Between the policies of aid and intervention, the United States needs to drastically alter its strategy towards Africa. Helping Africa is possible through improving African economic infrastructure. Dictators like Kony are able to capitalize on the fragile state of their respective economies by manipulating the desperate people and reigning through economic dominance. This can by combated through creating economic opportunities in Africa. To start, on a governmental level, countries should be encouraged to allow the United States to provide more a comprehensive transparency index in each country, so that the action of governments will be visible and politicians can be held accountable by the U.S. and their own people. The United States should work with existing efforts to establish stable bond markets in Africa. These markets, in essence, would promote the flow of capital into Africa that would develop their economies. Additionally, investors would be tied financially to the well-being of their respective countries causing greater international concern for the financial stability of Africa as a whole.

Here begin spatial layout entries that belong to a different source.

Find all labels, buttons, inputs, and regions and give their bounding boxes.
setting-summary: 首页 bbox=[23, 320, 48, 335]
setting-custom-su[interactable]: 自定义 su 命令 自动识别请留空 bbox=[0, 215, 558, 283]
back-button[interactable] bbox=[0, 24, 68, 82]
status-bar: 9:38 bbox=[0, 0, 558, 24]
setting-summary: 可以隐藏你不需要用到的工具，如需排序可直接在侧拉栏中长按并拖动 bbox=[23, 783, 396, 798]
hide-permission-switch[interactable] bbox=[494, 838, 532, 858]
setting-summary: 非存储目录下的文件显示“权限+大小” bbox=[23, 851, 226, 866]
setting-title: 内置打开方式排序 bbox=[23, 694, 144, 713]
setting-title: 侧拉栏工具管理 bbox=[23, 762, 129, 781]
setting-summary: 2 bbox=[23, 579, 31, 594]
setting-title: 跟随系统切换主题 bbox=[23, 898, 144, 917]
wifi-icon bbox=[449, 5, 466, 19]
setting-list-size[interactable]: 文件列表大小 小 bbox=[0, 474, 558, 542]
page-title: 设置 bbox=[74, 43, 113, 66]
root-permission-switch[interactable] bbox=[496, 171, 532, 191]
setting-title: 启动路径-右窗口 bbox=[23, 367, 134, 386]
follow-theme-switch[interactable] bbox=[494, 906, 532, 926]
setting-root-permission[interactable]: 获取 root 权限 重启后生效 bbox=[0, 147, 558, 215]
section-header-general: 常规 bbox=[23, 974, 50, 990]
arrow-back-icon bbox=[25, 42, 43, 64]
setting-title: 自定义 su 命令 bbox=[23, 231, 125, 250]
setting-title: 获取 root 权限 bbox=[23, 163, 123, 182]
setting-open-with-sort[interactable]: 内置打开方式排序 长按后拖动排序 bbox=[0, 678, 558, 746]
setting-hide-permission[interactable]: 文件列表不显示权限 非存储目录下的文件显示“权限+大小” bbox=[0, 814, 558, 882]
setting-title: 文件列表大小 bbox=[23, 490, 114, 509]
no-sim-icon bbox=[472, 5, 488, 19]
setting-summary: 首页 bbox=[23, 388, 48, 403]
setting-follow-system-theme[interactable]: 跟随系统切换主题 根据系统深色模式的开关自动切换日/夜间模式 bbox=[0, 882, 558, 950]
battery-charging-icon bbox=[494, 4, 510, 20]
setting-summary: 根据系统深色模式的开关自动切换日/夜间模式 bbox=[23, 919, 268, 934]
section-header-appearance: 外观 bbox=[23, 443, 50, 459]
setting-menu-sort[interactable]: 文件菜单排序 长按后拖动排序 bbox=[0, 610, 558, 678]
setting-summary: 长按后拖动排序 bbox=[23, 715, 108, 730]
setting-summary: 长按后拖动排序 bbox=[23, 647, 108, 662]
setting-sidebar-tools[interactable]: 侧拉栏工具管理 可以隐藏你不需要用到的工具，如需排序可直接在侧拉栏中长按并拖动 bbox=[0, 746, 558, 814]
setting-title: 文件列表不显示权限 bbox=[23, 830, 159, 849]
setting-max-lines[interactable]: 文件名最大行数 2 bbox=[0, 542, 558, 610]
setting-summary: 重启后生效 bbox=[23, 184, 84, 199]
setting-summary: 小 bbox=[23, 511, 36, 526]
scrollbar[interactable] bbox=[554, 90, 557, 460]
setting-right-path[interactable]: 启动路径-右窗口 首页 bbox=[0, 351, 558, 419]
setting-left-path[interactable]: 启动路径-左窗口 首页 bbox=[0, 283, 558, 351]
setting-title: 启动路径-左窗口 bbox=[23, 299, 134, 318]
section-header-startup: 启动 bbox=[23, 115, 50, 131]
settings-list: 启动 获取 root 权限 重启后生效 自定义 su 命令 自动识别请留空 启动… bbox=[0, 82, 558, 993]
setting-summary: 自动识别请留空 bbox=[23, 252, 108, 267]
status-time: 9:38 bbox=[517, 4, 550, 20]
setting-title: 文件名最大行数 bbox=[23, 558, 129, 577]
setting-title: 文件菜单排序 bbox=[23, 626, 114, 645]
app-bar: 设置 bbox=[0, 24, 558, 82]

The United States should also focus on infrastructure. In the Kony 2012 video, Invisible Children touches upon this by promoting the construction of schools. Infrastructure will help to industrialize Africa's economy allowing for further development of resources. This will create better opportunities for citizens and businesses while also developing other infrastructure projects, like roads and railroads. Furthermore, the United States should focus on building schools in Africa to try to break cyclical poverty and promote income mobility. Lastly, in the case of the war-ridden regions of Africa, exemplified through Kony's Uganda, the United States should focus on empowerment through giving arms, monetary support, and Internet communication rather than using our own hard power.
Although brought to our attention by a viral video, the dire situation in Africa is not new and shows no signs of improving. If the United States truly wants to embody its self-proclaimed role of global development crusader, it needs to stop practicing antiquated, ineffective policies like direct monetary aid or support of Invisible Children's ridiculous policy of U.S. military intervention. We must utilize new long-term policies that empower Africans to be self-sustaining. While the Kony 2012 video may have highlighted the problems in Uganda and throughout Africa, the video just showcases the perpetual ignorance that exists not only within our populace but also with our policymakers who cannot seem to break the cycle of aid and intervention.